Il n'est pas d'autre alchimie que le regard amoureux, qui seul bâtit l'homme et le fait excéder de puissance. Il a suffi d'un instant, d'imperceptibles centimètres pour que le point de vue en fût modifié. Là où, auparavant, obsédaient les misères de la vulgarité humaine, où constamment s'entassaient les preuves de la déserrance, où implacablement l'esprit trouvait plus de motifs de crainte et de renoncement que de raisons à poursuivre une quête, tout à coup, par la grâce d'un regard perçu autrement ou d'ailleurs, se révèlent la beauté grave de la vie et la tolérance complice à l'égard des turpitudes humaines.
Juste quelques centimètres, et l'univers bascule !

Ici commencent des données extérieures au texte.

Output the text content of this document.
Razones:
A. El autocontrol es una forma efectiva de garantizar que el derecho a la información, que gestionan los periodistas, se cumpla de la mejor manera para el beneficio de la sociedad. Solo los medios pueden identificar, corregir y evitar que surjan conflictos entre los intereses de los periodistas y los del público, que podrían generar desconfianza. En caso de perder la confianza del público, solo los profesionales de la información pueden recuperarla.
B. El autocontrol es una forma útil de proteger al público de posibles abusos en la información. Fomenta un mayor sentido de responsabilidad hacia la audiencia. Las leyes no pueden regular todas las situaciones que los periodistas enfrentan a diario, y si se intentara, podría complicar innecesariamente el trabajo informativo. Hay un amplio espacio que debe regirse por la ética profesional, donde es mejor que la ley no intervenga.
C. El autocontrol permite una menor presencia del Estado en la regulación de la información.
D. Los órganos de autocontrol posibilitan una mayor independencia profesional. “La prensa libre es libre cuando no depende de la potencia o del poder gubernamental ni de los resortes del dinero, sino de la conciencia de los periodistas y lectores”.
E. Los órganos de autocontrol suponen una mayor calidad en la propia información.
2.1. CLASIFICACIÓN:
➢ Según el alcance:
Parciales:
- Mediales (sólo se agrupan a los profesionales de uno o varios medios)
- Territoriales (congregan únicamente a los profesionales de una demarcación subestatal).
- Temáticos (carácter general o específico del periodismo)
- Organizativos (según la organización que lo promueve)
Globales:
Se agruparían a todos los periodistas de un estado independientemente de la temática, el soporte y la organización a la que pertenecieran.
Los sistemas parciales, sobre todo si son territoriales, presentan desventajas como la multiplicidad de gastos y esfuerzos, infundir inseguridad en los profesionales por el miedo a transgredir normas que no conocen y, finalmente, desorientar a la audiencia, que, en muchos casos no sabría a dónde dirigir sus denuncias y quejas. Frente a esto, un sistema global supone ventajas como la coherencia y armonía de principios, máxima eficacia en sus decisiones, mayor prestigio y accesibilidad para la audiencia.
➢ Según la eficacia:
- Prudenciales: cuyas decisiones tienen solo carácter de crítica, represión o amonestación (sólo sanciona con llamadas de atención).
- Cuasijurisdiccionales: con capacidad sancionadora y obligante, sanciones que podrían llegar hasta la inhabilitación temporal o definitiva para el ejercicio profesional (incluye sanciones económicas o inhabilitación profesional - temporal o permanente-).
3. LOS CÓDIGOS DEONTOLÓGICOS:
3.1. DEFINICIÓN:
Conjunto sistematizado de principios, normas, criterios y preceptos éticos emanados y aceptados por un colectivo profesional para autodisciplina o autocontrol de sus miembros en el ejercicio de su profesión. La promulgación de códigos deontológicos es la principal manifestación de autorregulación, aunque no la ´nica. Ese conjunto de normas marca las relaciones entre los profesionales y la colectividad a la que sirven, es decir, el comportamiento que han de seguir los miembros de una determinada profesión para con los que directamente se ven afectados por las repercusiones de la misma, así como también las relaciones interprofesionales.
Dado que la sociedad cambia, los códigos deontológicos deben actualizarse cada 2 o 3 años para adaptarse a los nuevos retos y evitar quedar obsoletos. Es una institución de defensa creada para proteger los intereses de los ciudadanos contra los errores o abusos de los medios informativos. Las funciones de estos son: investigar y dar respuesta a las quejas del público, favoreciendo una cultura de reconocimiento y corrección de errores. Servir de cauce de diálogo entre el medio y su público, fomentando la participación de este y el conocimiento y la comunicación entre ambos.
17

Chacun, sa vie durant, en a éprouvé la chance et le risque. Tel visage, parce que connu, insensiblement marque notre mémoire et nos désirs avec une telle prégnance qu'il nous suffit alors de le pressentir pour le reconnaître. Telle femme, qui entr'aperçue d'abord sembla disgracieuse, trahit lentement des charmes qui effaceront la laideur initiale. Quelques centimètres seulement !
Tel ami, tel conjoint côtoyé depuis si longtemps qu'entre lui et nous se glisse une image ou une réputation tellement incruste que nous n'aimions plus qu'elle !

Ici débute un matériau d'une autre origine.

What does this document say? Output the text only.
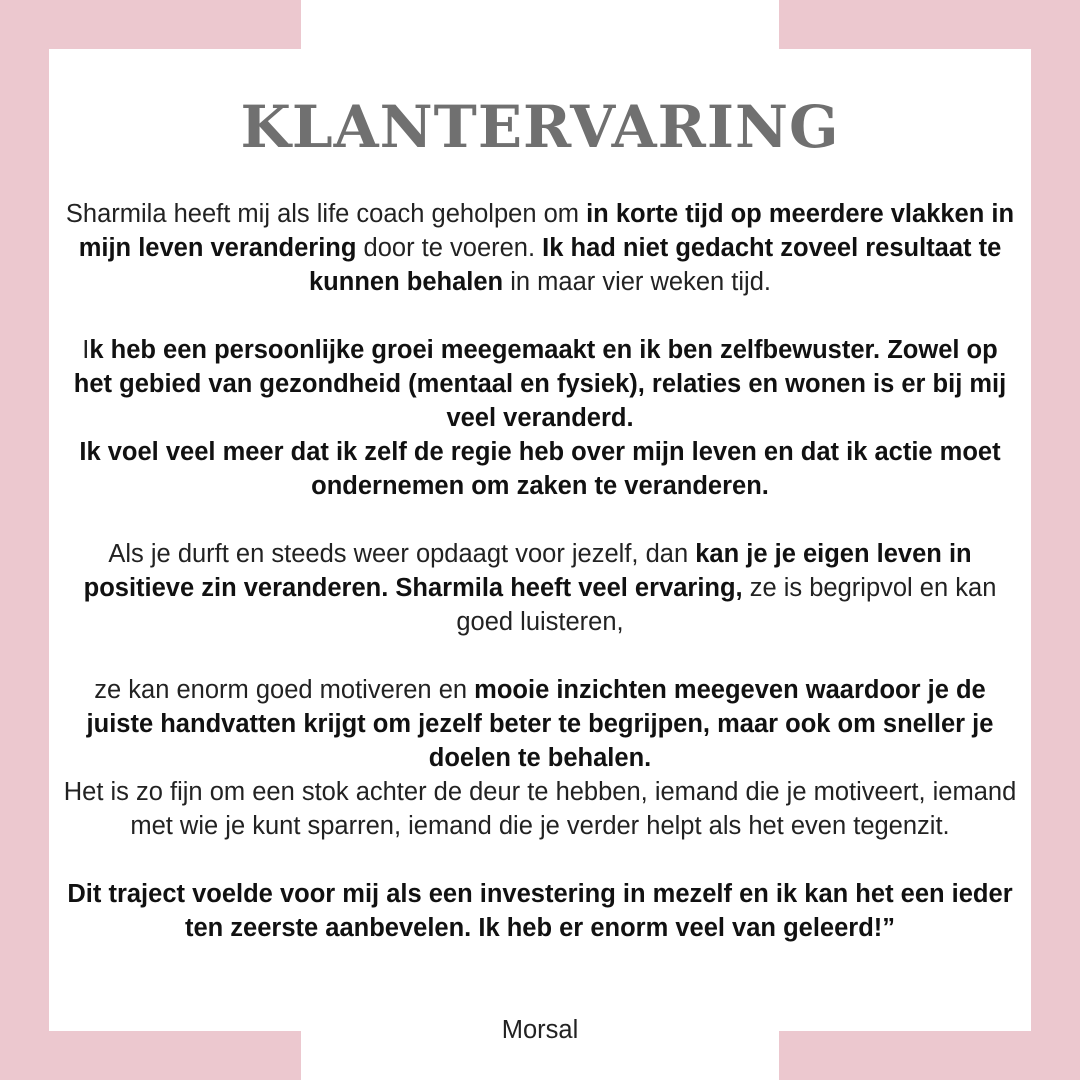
KLANTERVARING

Sharmila heeft mij als life coach geholpen om in korte tijd op meerdere vlakken in mijn leven verandering door te voeren. Ik had niet gedacht zoveel resultaat te kunnen behalen in maar vier weken tijd.

Ik heb een persoonlijke groei meegemaakt en ik ben zelfbewuster. Zowel op het gebied van gezondheid (mentaal en fysiek), relaties en wonen is er bij mij veel veranderd.
Ik voel veel meer dat ik zelf de regie heb over mijn leven en dat ik actie moet ondernemen om zaken te veranderen.

Als je durft en steeds weer opdaagt voor jezelf, dan kan je je eigen leven in positieve zin veranderen. Sharmila heeft veel ervaring, ze is begripvol en kan goed luisteren,

ze kan enorm goed motiveren en mooie inzichten meegeven waardoor je de juiste handvatten krijgt om jezelf beter te begrijpen, maar ook om sneller je doelen te behalen.
Het is zo fijn om een stok achter de deur te hebben, iemand die je motiveert, iemand met wie je kunt sparren, iemand die je verder helpt als het even tegenzit.

Dit traject voelde voor mij als een investering in mezelf en ik kan het een ieder ten zeerste aanbevelen. Ik heb er enorm veel van geleerd!”

Morsal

Mais voici que, par hasard ou par jeu, l'on décide un jour de regarder l'autre sous un plan différent, de quelques centimètres décalés. L'univers s'inverse ! Et l'image se brouille ! Et l'autre, surtout, révèle des tares qu'on n'avait su voir, qu'on avait voulu oublier.


Il s'en faut juste de quelques centimètres ! La profondeur des sentiments humains, la gravité un peu roide de sa piété, la fidélité intangible d'un amour ne tiennent qu'à ceux-ci: un infime décalage du regard ! Alors naissent l'angoisse et la honte. Oui, j'ai parfois joué de ces angles pris d'un peu plus haut ou d'un peu plus loin et j'eus peur, vraiment peur, de mon étonnement à voir une femme se glisser sous mes draps. Ces yeux si souvent regardés où je voyais l'espérance d'une lueur, ces seins à la courbure rassurante où j'allais quêter une rencontre silencieuse, ce ventre où j'aimais me perdre me semblèrent alors atrocement étrangers, presque menaçants d'intimité perdue. Et le sourire de la tendresse se figea en sarcasme.


J'eus peur, c'est vrai, de ces trop longues années où l'accoutumance fait oublier l'odeur de l'aimée et les charmes de sa présence. Quand brutalement tout se retourne, quand se trompant, on n'a plus devant soi que le négatif d'une photographie qu'on ne désire même plus tirer, quand inéluctablement l'aimée ne laisse plus derrière elle que le goût amer de la froidure et de l'égoïsme; quand, sans même qu'on y puisse résister, L'on en vient à reprocher à l'autre cela même qu'on y avait adoré; quand les grandeurs semblent désormais des défaillances, alors cesse l'enchantement et commence, atroce, la séquence odieuse, des dernières fois.


Mon amour semblait ne tenir qu'à ces maudits centimètres que je ne parvenais même plus à parcourir en sens inverse et qui me parurent alors un continent. J'avais crainte de ces "Je t'aime" qui sonnaient comme des reproches. L'homme se croit grand quand il est capable de nobles sentiments. Sait-il seulement combien sa grandeur, tel un colosse aux pieds d'argile, n'est assise que sur un regard inopinément jeté.


Je ne m'étonne pas de ces ententes brusquement interrompues car l'homme met plus de soin à choisir sa tâche que sa compagne; car l'homme cède trop souvent à la convenance l'opportunité de son hymen.